Jacobson spoke of the use of literature, poetry and film to assist students in understanding their patients and their needs. He mentioned one film, “A Beautiful Mind,” that gives us a great example of schizophrenia and its treatment. Books such as “On Doctoring,” by Richard Reynolds and “How Doctors Think,” by Jerry Groutman are also suggested.

Internal medicine residents, nurses and other hospital personnel are also encouraged to participate in these discussions. Colleagues in the rest of the medical community and hospital personnel are also invited to the ethics lectures at the University of Utah.

Other discussions relating to medical ethics are related to events that are timely, such as a family’s right to refuse medical treatment. An advance directive in a patient’s will, and right to privacy laws are also included in the discussions that are held amongst the students and the community at large.

Assisted suicide is another issue discussed. It is legalized in the Netherlands. Oregon is the only state in the United States where suicide is permitted, however it requires a sustained wish for over two weeks. Following the two weeks, a physician is allowed to prescribe oral medications that will assist in the termination of life. The “wish” is also reviewed by other physicians who review the medical records. It is interesting that minorities are under-represented. Psychiatric, suicidal and depressed individuals are often those who might choose to end their lives. Those with chronic and painful diseases may also choose to end their lives. A patient must make his or her own decision. Even so, the practice in Oregon is not that prevalent with only a fraction of the state’s patient population choosing assisted suicide. In the Netherlands the large percentage of those who engage in the practice are the elderly and mentally demented if the families choose. This is not the case in Oregon.

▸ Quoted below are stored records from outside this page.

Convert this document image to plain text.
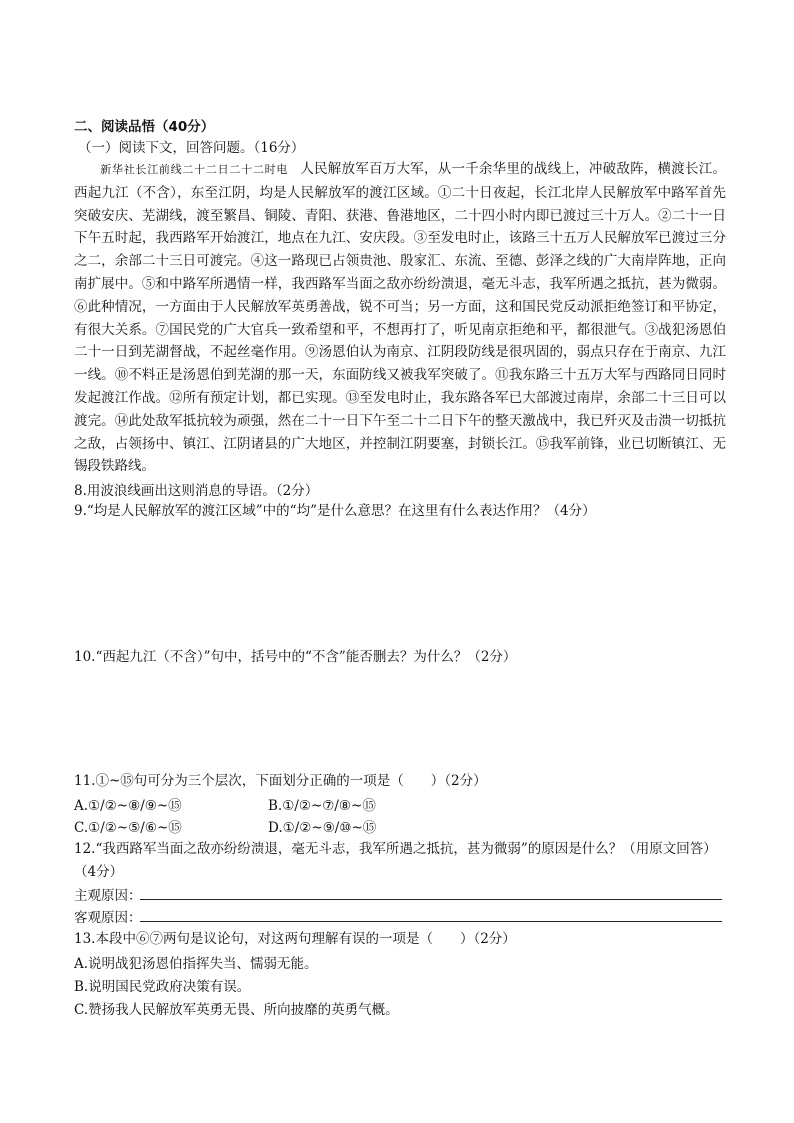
二、阅读品悟（40分）
（一）阅读下文，回答问题。（16分）
新华社长江前线二十二日二十二时电 人民解放军百万大军，从一千余华里的战线上，冲破敌阵，横渡长江。西起九江（不含），东至江阴，均是人民解放军的渡江区域。①二十日夜起，长江北岸人民解放军中路军首先突破安庆、芜湖线，渡至繁昌、铜陵、青阳、获港、鲁港地区，二十四小时内即已渡过三十万人。②二十一日下午五时起，我西路军开始渡江，地点在九江、安庆段。③至发电时止，该路三十五万人民解放军已渡过三分之二，余部二十三日可渡完。④这一路现已占领贵池、殷家汇、东流、至德、彭泽之线的广大南岸阵地，正向南扩展中。⑤和中路军所遇情一样，我西路军当面之敌亦纷纷溃退，毫无斗志，我军所遇之抵抗，甚为微弱。⑥此种情况，一方面由于人民解放军英勇善战，锐不可当；另一方面，这和国民党反动派拒绝签订和平协定，有很大关系。⑦国民党的广大官兵一致希望和平，不想再打了，听见南京拒绝和平，都很泄气。③战犯汤恩伯二十一日到芜湖督战，不起丝毫作用。⑨汤恩伯认为南京、江阴段防线是很巩固的，弱点只存在于南京、九江一线。⑩不料正是汤恩伯到芜湖的那一天，东面防线又被我军突破了。⑪我东路三十五万大军与西路同日同时发起渡江作战。⑫所有预定计划，都已实现。⑬至发电时止，我东路各军已大部渡过南岸，余部二十三日可以渡完。⑭此处敌军抵抗较为顽强，然在二十一日下午至二十二日下午的整天激战中，我已歼灭及击溃一切抵抗之敌，占领扬中、镇江、江阴诸县的广大地区，并控制江阴要塞，封锁长江。⑮我军前锋，业已切断镇江、无锡段铁路线。
8.用波浪线画出这则消息的导语。（2分）
9.“均是人民解放军的渡江区域”中的“均”是什么意思？在这里有什么表达作用？（4分）
10.“西起九江（不含）”句中，括号中的“不含”能否删去？为什么？（2分）
11.①~⑮句可分为三个层次，下面划分正确的一项是（　　）（2分）
A.①/②~⑧/⑨~⑮	B.①/②~⑦/⑧~⑮
C.①/②~⑤/⑥~⑮	D.①/②~⑨/⑩~⑮
12.“我西路军当面之敌亦纷纷溃退，毫无斗志，我军所遇之抵抗，甚为微弱”的原因是什么？（用原文回答）（4分）
主观原因：
客观原因：
13.本段中⑥⑦两句是议论句，对这两句理解有误的一项是（　　）（2分）
A.说明战犯汤恩伯指挥失当、懦弱无能。
B.说明国民党政府决策有误。
C.赞扬我人民解放军英勇无畏、所向披靡的英勇气概。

Jacobson explains a recent Roberts Wood Johnson Grant for research specifically for the ethical approach to end-of-life care. Living wills are being studied to provide a humane end to a terminally and persistent vegetative state. No heroic measures are allowed and only medications for pain are included in the advanced directives being studied.

It is of interest to note that when the emergency medical technicians and their ambulances are called, a will is irrelevant. Their charter requires medical attention. Sometimes it might be better to let the patient die peacefully at home if the condition is known to be terminal.

On the other hand, “Durable Power of Attorney” says what, who, and when a patient does not need to be treated if in the last stages of life. The family member who is delegated to have the power makes the decision.

A recently enacted Utah law is deemed to be better than a living will. This law allows each individual to instruct his loved ones on his or her wishes at the end of life. This discussion is between spouses, or close relative. There are no conditions, and you or a loved one can express his or her desires on a specified form. Then the family will be able to proceed based on the deceased wishes. It appears that the more you talk about the issues, the better it will be for the family left behind. They will not have to feel guilty because they might go against other family members,’ or those of the diseased.

This discussion on medical ethics affects all of us at one time in our lives or another. It makes for safer patient care because we can be assured that the issue of ethical care is being addressed. Most important, it helps all of us when we meet with serious medical conditions. It will enlighten us to make the right choices by making us feel that we have done all that was possible.